If organisations such as the Red Cross and those associated with people who are mentally and physically challenged have found it necessary to appeal for volunteers to service their organisations how much more so it is necessary for sporting organisations to include strategies for attracting volunteers among their planning initiatives.
The efficient and effective execution of sport activities could be a useful way to improve voluntarism in St Vincent and the Grenadines. This is perhaps one of the best promotional mechanisms available to national sporting organisations to advertise voluntarism.
People are much more scientific in the way they do things in today’s world. They do not have time to waste. They are more concerned about being associated with activities that are well organised and administered. The more mature and professional person is not prepared to have his/her name associated with events that are late in getting started or organisations that seem incapable of establishing credible performance standards.

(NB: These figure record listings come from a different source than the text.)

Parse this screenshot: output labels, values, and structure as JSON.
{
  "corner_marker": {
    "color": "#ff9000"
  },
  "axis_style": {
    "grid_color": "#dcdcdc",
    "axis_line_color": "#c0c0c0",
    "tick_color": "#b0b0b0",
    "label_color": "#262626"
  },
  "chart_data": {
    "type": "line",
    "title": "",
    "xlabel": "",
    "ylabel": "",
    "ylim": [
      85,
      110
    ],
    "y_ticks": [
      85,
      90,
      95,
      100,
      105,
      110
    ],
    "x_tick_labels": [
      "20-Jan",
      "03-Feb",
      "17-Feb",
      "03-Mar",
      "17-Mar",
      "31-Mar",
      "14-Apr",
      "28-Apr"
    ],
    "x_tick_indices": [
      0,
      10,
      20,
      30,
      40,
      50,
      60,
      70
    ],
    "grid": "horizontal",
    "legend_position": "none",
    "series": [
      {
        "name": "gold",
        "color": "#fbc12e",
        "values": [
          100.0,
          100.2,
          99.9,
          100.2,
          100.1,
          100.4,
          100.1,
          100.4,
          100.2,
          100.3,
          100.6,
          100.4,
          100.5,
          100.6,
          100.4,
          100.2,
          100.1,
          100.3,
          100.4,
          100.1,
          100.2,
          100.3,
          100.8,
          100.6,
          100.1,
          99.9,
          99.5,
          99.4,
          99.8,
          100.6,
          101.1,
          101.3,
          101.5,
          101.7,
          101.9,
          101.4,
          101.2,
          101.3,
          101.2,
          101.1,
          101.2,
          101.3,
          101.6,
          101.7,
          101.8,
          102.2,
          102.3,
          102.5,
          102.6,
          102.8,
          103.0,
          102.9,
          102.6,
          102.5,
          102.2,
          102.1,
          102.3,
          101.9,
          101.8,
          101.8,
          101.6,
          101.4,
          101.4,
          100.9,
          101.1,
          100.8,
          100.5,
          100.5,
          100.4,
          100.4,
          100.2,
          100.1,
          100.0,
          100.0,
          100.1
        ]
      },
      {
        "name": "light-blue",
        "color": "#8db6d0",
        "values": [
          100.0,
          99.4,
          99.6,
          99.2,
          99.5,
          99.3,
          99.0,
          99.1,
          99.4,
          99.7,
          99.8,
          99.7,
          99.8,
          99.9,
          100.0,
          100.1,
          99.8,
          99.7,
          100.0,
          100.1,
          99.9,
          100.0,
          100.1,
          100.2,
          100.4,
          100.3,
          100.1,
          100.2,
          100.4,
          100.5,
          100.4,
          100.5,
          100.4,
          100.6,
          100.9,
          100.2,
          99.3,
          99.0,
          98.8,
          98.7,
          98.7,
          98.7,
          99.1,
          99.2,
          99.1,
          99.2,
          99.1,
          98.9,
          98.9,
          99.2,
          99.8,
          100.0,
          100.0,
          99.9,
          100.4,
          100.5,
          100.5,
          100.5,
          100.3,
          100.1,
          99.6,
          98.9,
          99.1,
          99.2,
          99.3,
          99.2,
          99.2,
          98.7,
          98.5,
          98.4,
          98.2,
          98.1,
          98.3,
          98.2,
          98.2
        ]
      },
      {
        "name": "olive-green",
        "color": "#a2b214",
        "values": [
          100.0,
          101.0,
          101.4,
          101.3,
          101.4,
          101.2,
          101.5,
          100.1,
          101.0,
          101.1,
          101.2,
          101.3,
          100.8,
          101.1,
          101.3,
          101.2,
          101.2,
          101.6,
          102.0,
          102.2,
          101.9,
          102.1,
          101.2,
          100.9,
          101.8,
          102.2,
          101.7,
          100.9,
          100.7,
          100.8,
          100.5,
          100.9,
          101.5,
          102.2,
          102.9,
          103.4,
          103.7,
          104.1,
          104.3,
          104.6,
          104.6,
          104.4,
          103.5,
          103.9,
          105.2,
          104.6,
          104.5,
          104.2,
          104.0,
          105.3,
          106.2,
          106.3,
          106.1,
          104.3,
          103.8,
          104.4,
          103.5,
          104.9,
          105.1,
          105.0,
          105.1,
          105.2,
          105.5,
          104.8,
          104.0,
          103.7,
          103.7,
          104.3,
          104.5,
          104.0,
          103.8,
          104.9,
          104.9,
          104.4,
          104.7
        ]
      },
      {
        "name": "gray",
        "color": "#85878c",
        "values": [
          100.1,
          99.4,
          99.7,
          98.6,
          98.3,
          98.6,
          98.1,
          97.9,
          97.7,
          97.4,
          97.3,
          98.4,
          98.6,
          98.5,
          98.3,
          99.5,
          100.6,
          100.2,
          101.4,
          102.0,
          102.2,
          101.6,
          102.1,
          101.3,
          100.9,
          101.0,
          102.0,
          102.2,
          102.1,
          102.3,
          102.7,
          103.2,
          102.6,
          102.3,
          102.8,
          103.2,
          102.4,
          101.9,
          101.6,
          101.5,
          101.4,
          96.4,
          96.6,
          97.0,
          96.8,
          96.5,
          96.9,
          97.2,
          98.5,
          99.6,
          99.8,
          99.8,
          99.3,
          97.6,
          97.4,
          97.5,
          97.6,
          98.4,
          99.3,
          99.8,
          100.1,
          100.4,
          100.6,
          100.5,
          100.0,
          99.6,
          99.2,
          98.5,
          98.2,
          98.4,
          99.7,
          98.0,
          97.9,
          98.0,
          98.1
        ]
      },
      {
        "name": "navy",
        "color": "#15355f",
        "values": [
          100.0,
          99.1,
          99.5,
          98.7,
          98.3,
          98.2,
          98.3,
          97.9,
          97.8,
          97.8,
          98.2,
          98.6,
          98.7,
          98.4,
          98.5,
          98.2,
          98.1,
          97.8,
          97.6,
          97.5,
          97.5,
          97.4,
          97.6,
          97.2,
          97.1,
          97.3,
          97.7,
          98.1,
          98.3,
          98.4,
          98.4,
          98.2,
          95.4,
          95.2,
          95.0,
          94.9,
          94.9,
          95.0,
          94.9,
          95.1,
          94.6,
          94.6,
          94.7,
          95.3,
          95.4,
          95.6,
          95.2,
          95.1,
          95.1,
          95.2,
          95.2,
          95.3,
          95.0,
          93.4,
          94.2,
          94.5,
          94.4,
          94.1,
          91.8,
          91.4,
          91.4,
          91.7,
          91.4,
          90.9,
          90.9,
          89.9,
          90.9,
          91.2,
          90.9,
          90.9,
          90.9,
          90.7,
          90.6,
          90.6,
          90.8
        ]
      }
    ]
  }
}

National sporting organisations need to ensure that their range of activities are consistent with the best practices in sport management if they are to attract more volunteers who are willing to remain with them over time.
There is a need for more support from the government if organisations are to benefit from voluntarism in the future. Governments have the most available resources in small societies like St Vincent and the Grenadines hence with appropriate government support national sporting organisations would be able to do more by way of developing their human resources. Volunteers are more favourably disposed to committing themselves to national sporting organisations if there is a sound relationship with the government of the day than if the opposite were the case.
We do need more sport solidarity. National sporting organisations must act decisively in respect of the number of them that are dormant, others that are conflict ridden and yet others that are badly managed.
Volunteers must be serviced and appropriately so. They must be asked to work reasonable hours and be provided with timely meals and refreshments consistent with normal life. Volunteers are not to be confused with martyrs.

Expectations of volunteers
The expectations of volunteers would have to be addressed.
In seeking out volunteers care must be taken to ensure that the truth is clearly enunciated about the organisation, especially its Vision, Mission and Objectives, all reflective of the core values of the institution. This must be undertaken at the very time of advertising for volunteers. These adverts must focus on the realities and not just on what may be seen as the most attractive aspects of voluntarism. Measures must be taken to guard against the inculcation of expectations among volunteers that are much too high and inconsistent with the capacity of the organisation to deliver.